По утрам после перевязки Коршунов обязательно заходил в конюшню. У Коршунова были три лошади — три жеребца, славившиеся по всем комендатурам и заставам. Басмачи знали лошадей Коршунова так же хорошо, как и его самого. Жеребцы стояли в глубине конюшни. Коршунов по очереди заходил к ним в станки. В конюшне приятно пахло сеном, кожаной сбруей и конским навозом. Все три жеребца были вороные. Только у одного — Басмача — белая метина на лбу и около левого переднего копыта белое пятно. Басмача Коршунов любил больше других.

Из конюшни Коршунов шел в управление комендатуры. Он проходил по двору, тяжело опираясь на палку, и вид у него с каждым днем был все более и более мрачный. Несколько раз товарищи спрашивали, что с ним и не болен ли он. Коршунов огрызался или молча пожимал плечами.

Как-то в кабинет Коршунова зашел Захаров, секретарь партбюро комендатуры. Несмотря на молодость, Коршунов уже несколько лет был в партии и коммунистом был безупречным. Захаров, старый политработник, бывший солдат царской армии, а еще раньше тульский рабочий, любил Коршунова и был о нем отличного мнения. Так же, как и другие командиры, Захаров давно замечал, что с Коршуновым что-то неладно, и много раз собирался поговорить с ним «по душам». Но Шурка Коршунов был нелегкий человек, разговор «по душам» с ним был нелегким делом, и Захаров никак не мог раскачаться на этот разговор. Исполнительный, точный, даже несколько педантичный в отношении всего, что касалось дела, Коршунов сходился с людьми туго, на дружбу был скуп, а в обращении бывал грубоват. Захаров злился на себя за свою нерешительность и злился на Коршунова.

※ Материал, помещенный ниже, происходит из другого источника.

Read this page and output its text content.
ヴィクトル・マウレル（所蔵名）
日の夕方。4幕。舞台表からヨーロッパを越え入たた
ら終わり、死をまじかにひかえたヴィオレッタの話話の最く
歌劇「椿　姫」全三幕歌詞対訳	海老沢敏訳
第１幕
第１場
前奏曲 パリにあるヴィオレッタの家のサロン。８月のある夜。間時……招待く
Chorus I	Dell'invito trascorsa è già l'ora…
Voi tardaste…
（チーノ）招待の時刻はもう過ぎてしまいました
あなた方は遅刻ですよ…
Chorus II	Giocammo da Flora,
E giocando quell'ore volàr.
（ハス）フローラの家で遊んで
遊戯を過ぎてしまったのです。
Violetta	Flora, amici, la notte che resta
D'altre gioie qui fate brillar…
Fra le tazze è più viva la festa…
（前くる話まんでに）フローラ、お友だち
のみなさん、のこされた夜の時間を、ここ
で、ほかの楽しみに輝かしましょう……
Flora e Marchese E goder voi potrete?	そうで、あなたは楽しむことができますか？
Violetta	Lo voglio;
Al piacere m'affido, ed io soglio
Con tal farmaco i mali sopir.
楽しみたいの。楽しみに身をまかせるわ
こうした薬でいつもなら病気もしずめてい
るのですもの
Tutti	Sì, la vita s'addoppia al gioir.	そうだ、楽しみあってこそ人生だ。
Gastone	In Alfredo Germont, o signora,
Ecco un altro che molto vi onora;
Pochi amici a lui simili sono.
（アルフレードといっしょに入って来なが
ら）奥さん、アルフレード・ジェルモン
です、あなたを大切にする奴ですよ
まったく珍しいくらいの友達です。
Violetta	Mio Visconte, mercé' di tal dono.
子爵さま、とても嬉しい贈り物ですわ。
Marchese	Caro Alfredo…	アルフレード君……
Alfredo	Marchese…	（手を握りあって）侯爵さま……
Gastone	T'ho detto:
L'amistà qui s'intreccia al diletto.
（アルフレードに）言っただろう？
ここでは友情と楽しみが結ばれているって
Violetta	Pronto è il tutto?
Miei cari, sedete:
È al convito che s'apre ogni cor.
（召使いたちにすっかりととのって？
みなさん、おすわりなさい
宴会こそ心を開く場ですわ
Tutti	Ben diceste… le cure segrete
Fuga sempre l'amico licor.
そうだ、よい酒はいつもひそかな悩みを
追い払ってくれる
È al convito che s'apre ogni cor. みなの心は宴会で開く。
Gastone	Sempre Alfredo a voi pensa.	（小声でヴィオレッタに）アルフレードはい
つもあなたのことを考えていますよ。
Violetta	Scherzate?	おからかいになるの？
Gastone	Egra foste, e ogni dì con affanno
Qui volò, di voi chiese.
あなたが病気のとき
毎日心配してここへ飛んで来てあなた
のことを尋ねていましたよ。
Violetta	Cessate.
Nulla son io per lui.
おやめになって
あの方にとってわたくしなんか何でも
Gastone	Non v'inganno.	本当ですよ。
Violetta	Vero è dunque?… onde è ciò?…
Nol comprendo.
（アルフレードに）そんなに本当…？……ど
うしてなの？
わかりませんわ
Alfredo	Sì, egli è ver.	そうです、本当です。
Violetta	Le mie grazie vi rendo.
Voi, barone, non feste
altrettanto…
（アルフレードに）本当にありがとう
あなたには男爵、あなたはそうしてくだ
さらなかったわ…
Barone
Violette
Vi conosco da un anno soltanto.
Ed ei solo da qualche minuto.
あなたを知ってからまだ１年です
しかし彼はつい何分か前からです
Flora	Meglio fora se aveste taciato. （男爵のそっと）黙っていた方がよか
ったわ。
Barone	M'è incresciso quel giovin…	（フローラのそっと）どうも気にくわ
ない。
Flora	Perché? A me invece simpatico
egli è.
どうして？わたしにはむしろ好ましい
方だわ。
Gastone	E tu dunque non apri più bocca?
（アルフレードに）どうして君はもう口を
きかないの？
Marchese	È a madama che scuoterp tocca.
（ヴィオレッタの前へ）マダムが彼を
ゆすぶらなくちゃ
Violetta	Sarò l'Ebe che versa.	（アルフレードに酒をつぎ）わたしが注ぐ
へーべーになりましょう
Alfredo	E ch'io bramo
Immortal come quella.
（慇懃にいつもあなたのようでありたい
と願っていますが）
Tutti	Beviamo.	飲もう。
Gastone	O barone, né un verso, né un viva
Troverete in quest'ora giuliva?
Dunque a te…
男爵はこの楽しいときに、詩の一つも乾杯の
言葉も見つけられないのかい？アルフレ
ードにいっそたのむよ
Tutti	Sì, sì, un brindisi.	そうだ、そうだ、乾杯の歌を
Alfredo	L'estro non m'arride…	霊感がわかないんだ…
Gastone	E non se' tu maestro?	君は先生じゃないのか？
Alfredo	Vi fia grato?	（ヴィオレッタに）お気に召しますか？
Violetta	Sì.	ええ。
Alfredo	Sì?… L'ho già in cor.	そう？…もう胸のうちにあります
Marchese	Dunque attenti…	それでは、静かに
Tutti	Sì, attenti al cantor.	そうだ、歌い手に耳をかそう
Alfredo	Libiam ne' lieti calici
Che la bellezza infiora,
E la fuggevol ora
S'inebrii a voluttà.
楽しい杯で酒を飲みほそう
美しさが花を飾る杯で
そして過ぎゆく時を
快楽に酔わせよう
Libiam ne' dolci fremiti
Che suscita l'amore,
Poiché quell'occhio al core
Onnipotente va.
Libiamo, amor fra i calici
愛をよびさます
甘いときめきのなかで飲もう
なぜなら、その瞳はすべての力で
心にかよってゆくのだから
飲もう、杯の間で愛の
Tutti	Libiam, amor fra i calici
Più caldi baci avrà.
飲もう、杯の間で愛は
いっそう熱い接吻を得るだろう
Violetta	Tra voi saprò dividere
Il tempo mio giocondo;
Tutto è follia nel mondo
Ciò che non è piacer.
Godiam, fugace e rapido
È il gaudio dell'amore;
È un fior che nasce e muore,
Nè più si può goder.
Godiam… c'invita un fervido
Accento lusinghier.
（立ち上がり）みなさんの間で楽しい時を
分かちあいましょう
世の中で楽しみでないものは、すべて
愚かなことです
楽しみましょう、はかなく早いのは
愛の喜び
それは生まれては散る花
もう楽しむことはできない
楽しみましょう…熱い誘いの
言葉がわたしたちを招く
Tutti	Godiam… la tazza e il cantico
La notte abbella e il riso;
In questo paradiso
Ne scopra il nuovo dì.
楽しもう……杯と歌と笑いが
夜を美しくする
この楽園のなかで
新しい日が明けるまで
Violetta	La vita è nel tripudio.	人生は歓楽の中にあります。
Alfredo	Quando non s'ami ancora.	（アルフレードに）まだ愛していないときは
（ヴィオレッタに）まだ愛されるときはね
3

В тот день, когда наконец секретарь партбюро сделал попытку поговорить «по душам», он увидел в окно, как Коршунов, прихрамывая, шел по двору. На дворе никого не было, и Коршунов думал, что его никто не видит. Он шел опустив голову, сдвинув кубанку на затылок. Посредине двора он вдруг остановился. Вид у него был такой, будто он забыл, куда ему надо идти. Потом он нахмурился и медленно двинулся к крыльцу комендатуры.

Собственно, больше ничего и не видел Захаров, но что-то во всей фигуре Коршунова показалось ему таким грустным, таким непохожим на обычный вид Шурки Коршунова, прекрасного наездника, строевика, щеголявшего выправкой, лихого командира и отчаянного рубаки, что Захаров сокрушенно покачал головой.

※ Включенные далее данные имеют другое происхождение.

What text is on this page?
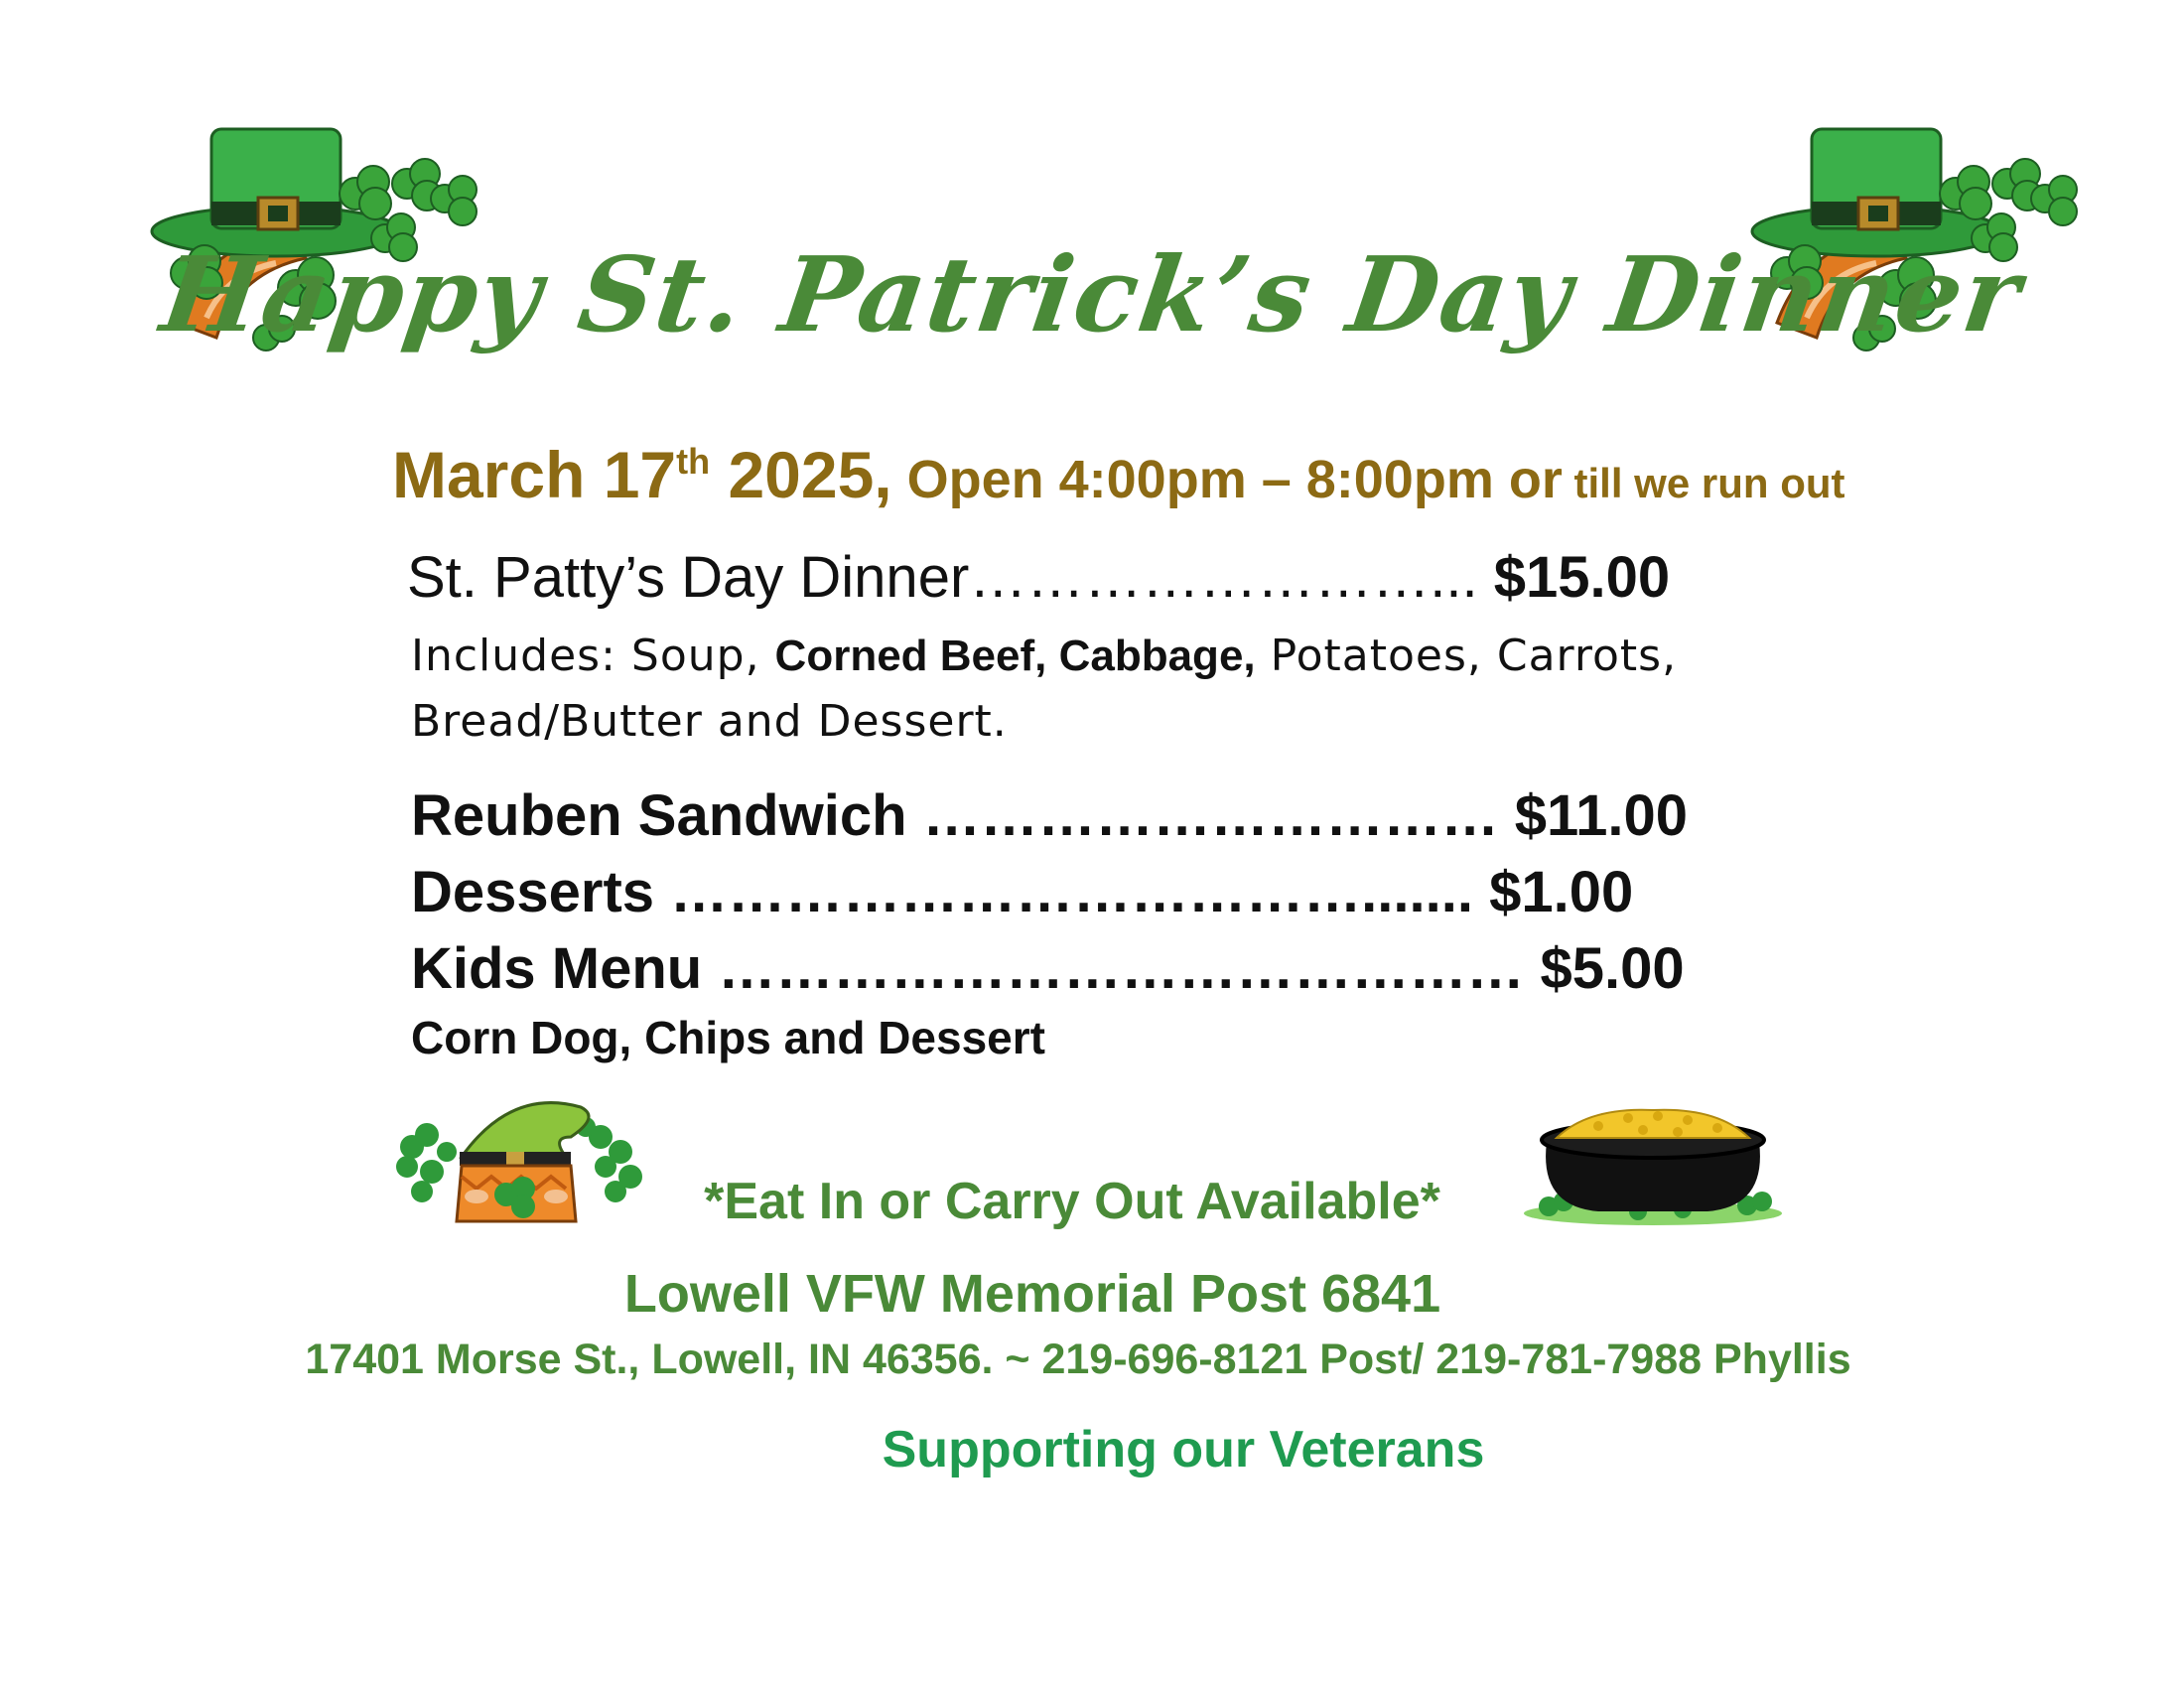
Happy St. Patrick’s Day Dinner
March 17th 2025, Open 4:00pm – 8:00pm or till we run out
St. Patty’s Day Dinner……………………... $15.00
Includes: Soup, Corned Beef, Cabbage, Potatoes, Carrots, Bread/Butter and Dessert.
Reuben Sandwich ………………………… $11.00
Desserts ………………………………....... $1.00
Kids Menu …………………………………… $5.00
Corn Dog, Chips and Dessert
*Eat In or Carry Out Available*
Lowell VFW Memorial Post 6841
17401 Morse St., Lowell, IN 46356. ~ 219-696-8121 Post/ 219-781-7988 Phyllis
Supporting our Veterans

Позднее он видел Коршунова на плацу. Красноармейцы ездили по кругу; в центре, на гнедой кобыле, кружился и командовал комвзвода Иванов. Коршунов сидел на скамейке. Спина его сгорбилась, он опирался скрещенными руками на палку и рассеянно смотрел на горы. Снежные вершины гор ясно виднелись в прозрачном осеннем воздухе.

Поздно вечером Захаров зашел в лазарет и спросил у доктора о состоянии здоровья Коршунова. Доктор ответил, что нога уже почти поправилась, через пять-шесть дней можно будет снять повязку; конечно, если необходимо, можно уже и сейчас, но он рекомендовал бы повременить, впрочем, большого вреда для больного может и не оказаться. Захаров поблагодарил доктора и отправился в управление комендатуры. Коршунов был у себя в комнате. Захаров вошел.

— Мне надо с тобой поговорить, — сказал он, плотно закрывая дверь.

Коршунов отложил в сторону бумаги и отодвинулся от стола.

— Вот какая штука, — начал Захаров медленно. Он решительно не знал, как приступить к разговору. — Вот что я хотел спросить у тебя… Видишь ли…

Коршунов терпеливо ждал.

— Ты чего это пишешь? — спросил Захаров, радуясь, что можно спросить что-то определенное.

Коршунов нахмурился и промолчал.

— Что же ты сочиняешь? — переспросил Захаров. При этом он улыбнулся, и его рябое, морщинистое лицо старого рабочего приняло какое-то виноватое выражение.

Коршунов помолчал и вдруг совершенно неожиданно для Захарова разозлился.

— Не понимаю, чего ты ходишь вокруг, Захаров! — громко и запальчиво заговорил он, вставая во весь рост и прямо глядя на Захарова. — Ты что, хочешь ставить вопрос обо мне на бюро? Никакой вины за собой я не знаю. Пожалуйста. Пожалуйста, ставь.

— Ты что, белены объелся? — тихо удивился Захаров. — Какой вопрос? Какая, к черту, вина?